La Citoyenne
08H19 - mercredi 20 mars 2013

Another bogus Arms Trade Treaty? / Les femmes sont les grandes oubliées du projet de traité sur le contrôle des armes


L’ouverture de négociations pour l’adoption du Traité sur le Commerce des Armes (TCA) a débuté le 18 mars au siège de l’Onu à New-York. Les organisations de droits de l’homme réclament un tel traité depuis maintenant dix ans. Alors que les pourparlers auraient dû aboutir en juillet 2012, les gouvernements ne s’étaient accordés que sur un projet de TCA. Ce projet sert aujourd’hui de base aux discussions.

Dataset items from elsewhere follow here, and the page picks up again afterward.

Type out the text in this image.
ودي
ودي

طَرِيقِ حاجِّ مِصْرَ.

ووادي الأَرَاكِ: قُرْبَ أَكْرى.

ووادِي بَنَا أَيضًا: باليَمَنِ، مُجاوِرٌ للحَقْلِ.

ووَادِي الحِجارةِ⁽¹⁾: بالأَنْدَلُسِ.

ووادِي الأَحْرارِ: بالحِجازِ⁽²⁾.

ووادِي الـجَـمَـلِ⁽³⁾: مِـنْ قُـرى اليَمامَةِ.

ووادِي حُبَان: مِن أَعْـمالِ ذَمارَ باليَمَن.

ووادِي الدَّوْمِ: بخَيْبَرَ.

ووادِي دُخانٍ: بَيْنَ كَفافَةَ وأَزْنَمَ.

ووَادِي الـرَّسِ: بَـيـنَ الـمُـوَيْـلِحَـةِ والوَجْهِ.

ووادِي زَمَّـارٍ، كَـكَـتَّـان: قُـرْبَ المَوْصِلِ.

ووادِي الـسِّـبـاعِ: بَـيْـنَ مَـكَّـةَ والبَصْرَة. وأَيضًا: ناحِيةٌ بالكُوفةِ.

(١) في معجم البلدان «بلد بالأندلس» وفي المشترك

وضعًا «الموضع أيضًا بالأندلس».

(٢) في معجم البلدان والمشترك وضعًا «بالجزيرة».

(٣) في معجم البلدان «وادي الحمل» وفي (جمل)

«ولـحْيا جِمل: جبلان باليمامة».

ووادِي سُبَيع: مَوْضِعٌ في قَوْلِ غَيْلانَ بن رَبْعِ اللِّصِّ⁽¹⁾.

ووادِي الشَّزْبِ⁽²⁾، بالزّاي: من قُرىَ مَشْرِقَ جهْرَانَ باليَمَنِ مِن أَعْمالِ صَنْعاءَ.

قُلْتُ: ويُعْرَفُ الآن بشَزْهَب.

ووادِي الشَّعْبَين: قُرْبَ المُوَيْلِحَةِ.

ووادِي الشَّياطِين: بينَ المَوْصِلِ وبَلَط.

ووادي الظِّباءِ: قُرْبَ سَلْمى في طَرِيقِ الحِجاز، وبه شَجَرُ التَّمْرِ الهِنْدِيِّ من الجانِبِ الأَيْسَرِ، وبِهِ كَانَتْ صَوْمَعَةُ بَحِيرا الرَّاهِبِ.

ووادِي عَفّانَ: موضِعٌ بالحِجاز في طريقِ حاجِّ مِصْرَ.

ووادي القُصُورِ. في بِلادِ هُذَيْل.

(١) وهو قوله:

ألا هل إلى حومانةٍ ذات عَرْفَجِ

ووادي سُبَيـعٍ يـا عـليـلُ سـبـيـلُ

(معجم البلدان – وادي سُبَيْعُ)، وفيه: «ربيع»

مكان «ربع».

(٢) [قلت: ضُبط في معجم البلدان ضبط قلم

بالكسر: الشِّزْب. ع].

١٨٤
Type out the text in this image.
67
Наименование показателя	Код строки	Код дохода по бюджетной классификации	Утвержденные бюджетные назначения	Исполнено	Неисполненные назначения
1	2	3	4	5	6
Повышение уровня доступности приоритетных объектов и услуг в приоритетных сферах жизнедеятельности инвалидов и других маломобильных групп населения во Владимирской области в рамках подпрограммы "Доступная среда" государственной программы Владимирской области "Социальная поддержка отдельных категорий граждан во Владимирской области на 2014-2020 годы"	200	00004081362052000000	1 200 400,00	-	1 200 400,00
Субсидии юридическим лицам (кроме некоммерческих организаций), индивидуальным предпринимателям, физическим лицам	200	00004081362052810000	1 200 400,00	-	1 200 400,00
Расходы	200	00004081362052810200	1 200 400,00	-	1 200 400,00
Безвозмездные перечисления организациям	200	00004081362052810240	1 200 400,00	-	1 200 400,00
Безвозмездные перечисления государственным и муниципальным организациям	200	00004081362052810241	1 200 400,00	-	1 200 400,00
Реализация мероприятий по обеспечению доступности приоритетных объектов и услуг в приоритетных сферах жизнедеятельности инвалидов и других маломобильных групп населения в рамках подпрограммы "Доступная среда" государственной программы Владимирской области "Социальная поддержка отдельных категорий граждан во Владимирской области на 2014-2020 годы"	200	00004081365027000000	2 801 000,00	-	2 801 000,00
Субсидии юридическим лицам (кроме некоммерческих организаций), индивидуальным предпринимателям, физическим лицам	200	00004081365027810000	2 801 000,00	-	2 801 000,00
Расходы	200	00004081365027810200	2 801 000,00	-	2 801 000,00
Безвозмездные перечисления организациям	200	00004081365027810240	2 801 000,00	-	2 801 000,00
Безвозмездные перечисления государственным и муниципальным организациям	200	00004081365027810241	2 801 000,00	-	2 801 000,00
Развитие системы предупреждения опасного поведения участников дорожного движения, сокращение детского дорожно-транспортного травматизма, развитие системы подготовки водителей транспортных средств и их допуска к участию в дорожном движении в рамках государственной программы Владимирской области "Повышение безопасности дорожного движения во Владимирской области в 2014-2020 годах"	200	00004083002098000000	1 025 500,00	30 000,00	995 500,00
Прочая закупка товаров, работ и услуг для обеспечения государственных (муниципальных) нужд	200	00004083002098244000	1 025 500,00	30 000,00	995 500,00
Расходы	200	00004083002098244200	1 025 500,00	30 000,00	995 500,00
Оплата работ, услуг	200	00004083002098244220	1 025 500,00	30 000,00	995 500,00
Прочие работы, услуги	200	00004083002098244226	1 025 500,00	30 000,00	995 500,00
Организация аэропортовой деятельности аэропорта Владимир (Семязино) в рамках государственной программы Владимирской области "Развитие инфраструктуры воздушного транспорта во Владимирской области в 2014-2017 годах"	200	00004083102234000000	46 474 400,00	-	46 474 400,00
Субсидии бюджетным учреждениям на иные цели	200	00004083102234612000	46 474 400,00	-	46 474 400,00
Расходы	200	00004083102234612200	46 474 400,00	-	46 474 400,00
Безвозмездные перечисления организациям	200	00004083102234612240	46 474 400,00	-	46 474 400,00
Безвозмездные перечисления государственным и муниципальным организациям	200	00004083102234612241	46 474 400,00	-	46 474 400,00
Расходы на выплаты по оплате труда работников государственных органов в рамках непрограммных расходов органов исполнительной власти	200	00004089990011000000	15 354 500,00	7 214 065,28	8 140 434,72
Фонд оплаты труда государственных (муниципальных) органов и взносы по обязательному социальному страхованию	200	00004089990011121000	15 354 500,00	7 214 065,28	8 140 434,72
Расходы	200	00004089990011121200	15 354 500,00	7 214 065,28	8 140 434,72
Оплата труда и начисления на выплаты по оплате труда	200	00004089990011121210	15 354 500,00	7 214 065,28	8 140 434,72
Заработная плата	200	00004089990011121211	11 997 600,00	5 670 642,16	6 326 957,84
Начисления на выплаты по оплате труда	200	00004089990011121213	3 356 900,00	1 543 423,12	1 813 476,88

Les ONG, réunies au sein de la coalition mondiale « Contrôlez les Armes », protestent déjà, car la violence à l’égard des femmes n’est pas prise en compte dans le projet. Or, les femmes sont les principales victimes des armes à feu. Elles sont visées lors de conflits pour affaiblir le moral de l’ennemi et l’on estime qu’elles ont cinq fois plus de chances d’être assassinées par leur mari ou leur compagnon s’il y a une arme à feu au sein du foyer.

Toute la semaine, la coalition « Contrôlez les Armes » va organiser des événements partout dans le monde afin de s’assurer que les Etats s’entendent sur un Traité ferme.

Another bogus Arms Trade Treaty?


The international community will meet for ten days at the United Nations to discuss the draft of a new Arms Trade Treaty, which specifically condemns arms used to commit or facilitate gender-based violence.

Since March 18th, diplomats from across the globe are meeting in New York to discuss the possibility of an internationally recognised treaty on the transfer of weapons. The UN Conference on the Arms Trade Treaty is the latest attempt by the International community to reach an agreement regarding the regulatory framework of the weapons industry. Previous attempts at negotiations in 2006 and 2012 both failed to reach any agreement.

A draft version of the treaty states that its aims are to contribute to international peace, security and stability by “establishing the highest possible common standards for regulating or improving the regulation of the international trade in conventional arms.” It also explicitly states that weapons exporters should avoid transferring arms to be used “to commit or facilitate gender-based violence”.

Gender-based violence is not strongly addressed


However, the treaty has been heavily criticised in a joint report by the NGOs Oxfam and Safeworld, entitled Getting it Right, which condemns the treaty for requiring a state to only ‘consider taking feasible measures’ to avoid arms being transferred for the commission or facilitation of gender-based violence (GBV). The report goes on to suggest that such anaemic language could undermine the obligations of states to protect against GBV.

Helen Mirren has lobbied hard on behalf of the Control Arms campaign.


Caroline Green and Chitra Nagarian’s 2012 report on the link between the global arms trade and GBV shows that cultures of violence and discrimination against women are often exacerbated during times of conflict. “Instability and armed conflict lead to increases in armed violence, including GBV,” state Green and Nagarian. Adding, “Indiscriminate forms of violence are often used as a weapon of war and are deployed strategically to shame, demoralise, terrify and humiliate the enemy, with women and girls often viewed as the bearers of cultural identity.”

The availability of firearms is also thought to exacerbate instances of domestic violence considerably. A 2003 study by The American Journal of Public Health shows that in the US a gun in the home increases a woman’s chance of being murdered by her husband or boyfriend five-fold and that a woman’s chances of being murdered in a gun owning household are triple that of a man’s.


The Oxfam and Safeworld report calls on the UN to use more robust language in the final treaty in order to properly address the issue of GBV. While praising the draft for considering GBV the report accuses the UN of removing such concerns from the wider considerations of armed conflict and ignoring the serious risks often associated with international transfer of weapons.

“A strong ATT could make a huge difference to the lives of millions of innocent people around the world,” states Roy Isbister, Safeworld’s Head of Arms Transfer Controls. “But the loopholes in the current text could actually make things worse, by giving legal cover to bad practice. It’s critical that states refuse to settle for a Treaty that fails to protect lives and livelihoods and instead put all their efforts into delivering a treaty that gets it right.”

The Control Arms Campaign will run events all week to make the states accountable of adopting a strong ATT.